Building Sentence Meaning Identification Dataset Based on Social Problem-Solving R&D Reports (사회문제 해결 연구보고서 기반 문장 의미 식별 데이터셋 구축)

  • Hyeonho Shin;Seonki Jeong;Hong-Woo Chun;Lee-Nam Kwon;Jae-Min Lee;Kanghee Park;Sung-Pil Choi
    • KIPS Transactions on Software and Data Engineering
    • /
    • v.12 no.4
    • /
    • pp.159-172
    • /
    • 2023
  • In general, social problem-solving research aims to create important social value by offering meaningful answers to various social pending issues using scientific technologies. Not surprisingly, however, although numerous and extensive research attempts have been made to alleviate the social problems and issues in nation-wide, we still have many important social challenges and works to be done. In order to facilitate the entire process of the social problem-solving research and maximize its efficacy, it is vital to clearly identify and grasp the important and pressing problems to be focused upon. It is understandable for the problem discovery step to be drastically improved if current social issues can be automatically identified from existing R&D resources such as technical reports and articles. This paper introduces a comprehensive dataset which is essential to build a machine learning model for automatically detecting the social problems and solutions in various national research reports. Initially, we collected a total of 700 research reports regarding social problems and issues. Through intensive annotation process, we built totally 24,022 sentences each of which possesses its own category or label closely related to social problem-solving such as problems, purposes, solutions, effects and so on. Furthermore, we implemented four sentence classification models based on various neural language models and conducted a series of performance experiments using our dataset.
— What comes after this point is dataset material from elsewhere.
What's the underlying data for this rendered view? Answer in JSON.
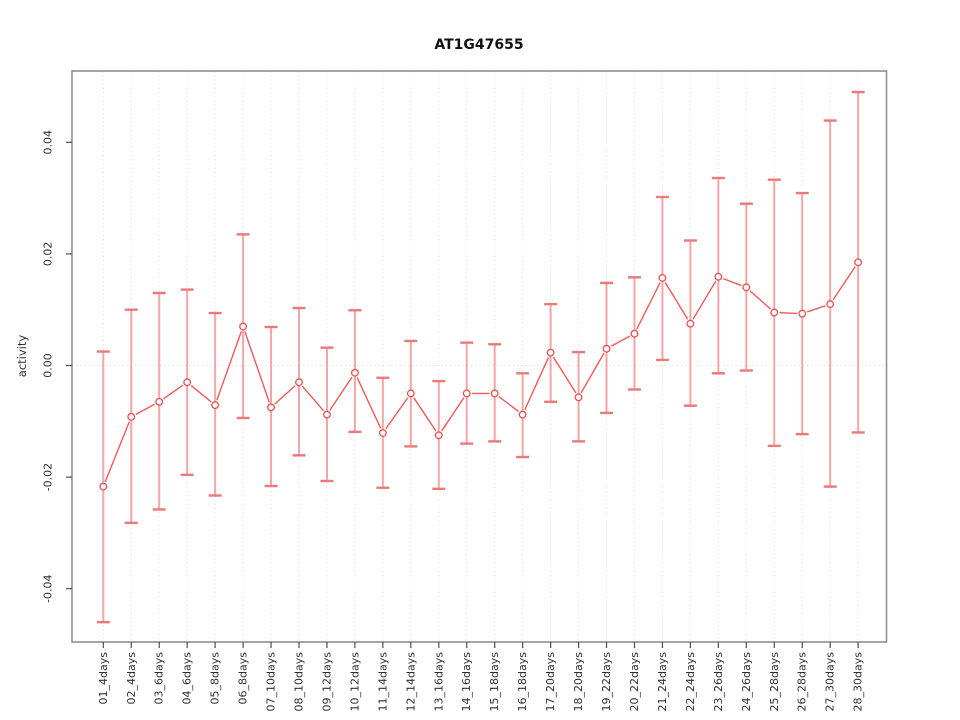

As a result of the experiment, the model fine-tuned to the KLUE-BERT pre-trained language model showed the best performance with an accuracy of 75.853% and an F1 score of 63.503%.

A Deep Learning-based Depression Trend Analysis of Korean on Social Media (딥러닝 기반 소셜미디어 한글 텍스트 우울 경향 분석)

  • Park, Seojeong;Lee, Soobin;Kim, Woo Jung;Song, Min
    • Journal of the Korean Society for information Management
    • /
    • v.39 no.1
    • /
    • pp.91-117
    • /
    • 2022
  • The number of depressed patients in Korea and around the world is rapidly increasing every year. However, most of the mentally ill patients are not aware that they are suffering from the disease, so adequate treatment is not being performed. If depressive symptoms are neglected, it can lead to suicide, anxiety, and other psychological problems. Therefore, early detection and treatment of depression are very important in improving mental health. To improve this problem, this study presented a deep learning-based depression tendency model using Korean social media text. After collecting data from Naver KonwledgeiN, Naver Blog, Hidoc, and Twitter, DSM-5 major depressive disorder diagnosis criteria were used to classify and annotate classes according to the number of depressive symptoms. Afterwards, TF-IDF analysis and simultaneous word analysis were performed to examine the characteristics of each class of the corpus constructed. In addition, word embedding, dictionary-based sentiment analysis, and LDA topic modeling were performed to generate a depression tendency classification model using various text features. Through this, the embedded text, sentiment score, and topic number for each document were calculated and used as text features. As a result, it was confirmed that the highest accuracy rate of 83.28% was achieved when the depression tendency was classified based on the KorBERT algorithm by combining both the emotional score and the topic of the document with the embedded text. This study establishes a classification model for Korean depression trends with improved performance using various text features, and detects potential depressive patients early among Korean online community users, enabling rapid treatment and prevention, thereby enabling the mental health of Korean society. It is significant in that it can help in promotion.